If you measure the distance to be 6' then two 2x10s and two 2x6's are enough that I wouldn't lose any sleep over it as it is. If you want to put your mind at ease a trick is to add a light strong stringline - say 80lb spider wire fishing line, with somethingt the weight of a claw hammer on one end - I put a 1/4" drive screwdriver bit under each end to keep it off the beam exactly 1/4" - over time you can accurately measure the actual deflection of the beam to the nearest 1/32". If in a year if you see it deflect that much I'd be suprised - it probably is going to last longer than all of us :)
It just hit me that you said 2.5" radius - a 5" hole?! If it's a 5" diameter and the tops of all your 2x10s are hacked down to 2x6 then yes I'd replace them, but if it's a 2.5" diameter hole I'd feel fine as is. :)
Thanks for the replies !
How would you drill holes for wires...
How would you drill holes for wires where you want to run the wire from the 2x6 wall that sits on the beam down to the floor below where the beam is. Would you drill diagonal and try to pass through as little of the beam as possible? or would you do something different?
It's common practice to run the wire close to the edge of the bottom plate with a nail plate for protection - wires miss the beam completely with very little angle to the hole.
Not sure how that would work given.
The bottom plate is 5.5". The beam is 6". No way you are getting into the wall cavity without going through at least 1/2" width of the beam.
If the top edge of a beam is clipped 1/2" for a small hole it's not normally considered bad practice - of course a 3/4" hole from top to bottom of beam so wire comes up the bottom is not a good idea.

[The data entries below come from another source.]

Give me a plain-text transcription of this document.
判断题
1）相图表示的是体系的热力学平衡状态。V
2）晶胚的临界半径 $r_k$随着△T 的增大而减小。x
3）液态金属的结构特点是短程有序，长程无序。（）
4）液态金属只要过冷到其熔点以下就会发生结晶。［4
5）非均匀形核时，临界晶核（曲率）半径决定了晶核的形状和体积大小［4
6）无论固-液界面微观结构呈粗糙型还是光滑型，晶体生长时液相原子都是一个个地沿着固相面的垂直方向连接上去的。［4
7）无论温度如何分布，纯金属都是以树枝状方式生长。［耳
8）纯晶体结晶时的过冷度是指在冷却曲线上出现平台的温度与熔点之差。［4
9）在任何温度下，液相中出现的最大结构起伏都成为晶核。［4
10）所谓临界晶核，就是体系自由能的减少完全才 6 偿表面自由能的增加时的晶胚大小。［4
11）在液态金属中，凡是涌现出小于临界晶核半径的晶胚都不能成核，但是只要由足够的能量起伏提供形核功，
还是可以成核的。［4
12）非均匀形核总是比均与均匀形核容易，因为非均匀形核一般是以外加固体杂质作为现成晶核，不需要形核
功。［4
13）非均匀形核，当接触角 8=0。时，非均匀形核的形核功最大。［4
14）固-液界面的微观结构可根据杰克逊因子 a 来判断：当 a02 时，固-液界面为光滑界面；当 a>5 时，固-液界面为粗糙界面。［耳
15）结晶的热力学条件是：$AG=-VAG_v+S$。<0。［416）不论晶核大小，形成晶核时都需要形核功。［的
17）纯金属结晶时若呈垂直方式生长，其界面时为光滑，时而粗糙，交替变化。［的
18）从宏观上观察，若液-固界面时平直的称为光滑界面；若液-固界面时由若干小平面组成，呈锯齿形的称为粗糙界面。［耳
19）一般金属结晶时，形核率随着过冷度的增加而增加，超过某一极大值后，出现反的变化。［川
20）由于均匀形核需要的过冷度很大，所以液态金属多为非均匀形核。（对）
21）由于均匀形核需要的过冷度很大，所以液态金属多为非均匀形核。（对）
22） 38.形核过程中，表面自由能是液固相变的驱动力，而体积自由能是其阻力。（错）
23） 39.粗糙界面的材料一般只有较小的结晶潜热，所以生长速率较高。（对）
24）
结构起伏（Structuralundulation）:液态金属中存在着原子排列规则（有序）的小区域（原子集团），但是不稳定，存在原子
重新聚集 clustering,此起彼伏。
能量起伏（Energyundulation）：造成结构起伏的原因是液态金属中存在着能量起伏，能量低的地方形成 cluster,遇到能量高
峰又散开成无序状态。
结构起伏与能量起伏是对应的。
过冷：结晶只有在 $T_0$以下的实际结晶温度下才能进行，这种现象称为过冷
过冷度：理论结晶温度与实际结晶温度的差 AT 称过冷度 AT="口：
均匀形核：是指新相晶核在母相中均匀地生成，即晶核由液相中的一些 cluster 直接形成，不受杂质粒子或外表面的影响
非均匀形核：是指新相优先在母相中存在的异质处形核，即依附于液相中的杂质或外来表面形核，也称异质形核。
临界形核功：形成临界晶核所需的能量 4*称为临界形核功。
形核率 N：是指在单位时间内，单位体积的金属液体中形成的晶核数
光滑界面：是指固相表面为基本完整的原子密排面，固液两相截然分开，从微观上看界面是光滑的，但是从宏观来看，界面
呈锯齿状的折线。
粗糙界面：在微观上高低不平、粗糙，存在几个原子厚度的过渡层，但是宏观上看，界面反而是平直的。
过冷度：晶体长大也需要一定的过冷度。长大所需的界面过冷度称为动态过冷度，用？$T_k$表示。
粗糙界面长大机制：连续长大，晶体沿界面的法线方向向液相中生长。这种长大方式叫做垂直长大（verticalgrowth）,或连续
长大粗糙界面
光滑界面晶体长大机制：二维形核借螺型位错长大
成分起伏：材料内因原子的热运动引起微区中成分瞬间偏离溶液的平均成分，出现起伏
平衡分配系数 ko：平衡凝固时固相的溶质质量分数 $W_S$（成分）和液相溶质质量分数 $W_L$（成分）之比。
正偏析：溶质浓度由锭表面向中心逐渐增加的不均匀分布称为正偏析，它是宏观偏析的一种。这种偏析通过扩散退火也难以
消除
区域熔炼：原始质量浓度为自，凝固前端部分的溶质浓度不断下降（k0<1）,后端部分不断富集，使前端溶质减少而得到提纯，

As often as not the beam is not exactly centered under a wall so the beam is missed completely if someone takes the time for a quick look.
If for some reason a wire has to miss the beam altogether (say it's a wide steel beam) then the wire is simply run along the wall to a wall that's not over a beam and it does down from there, or it's run up the top plate over and back down. Wires are pretty easy to route just about anywhere.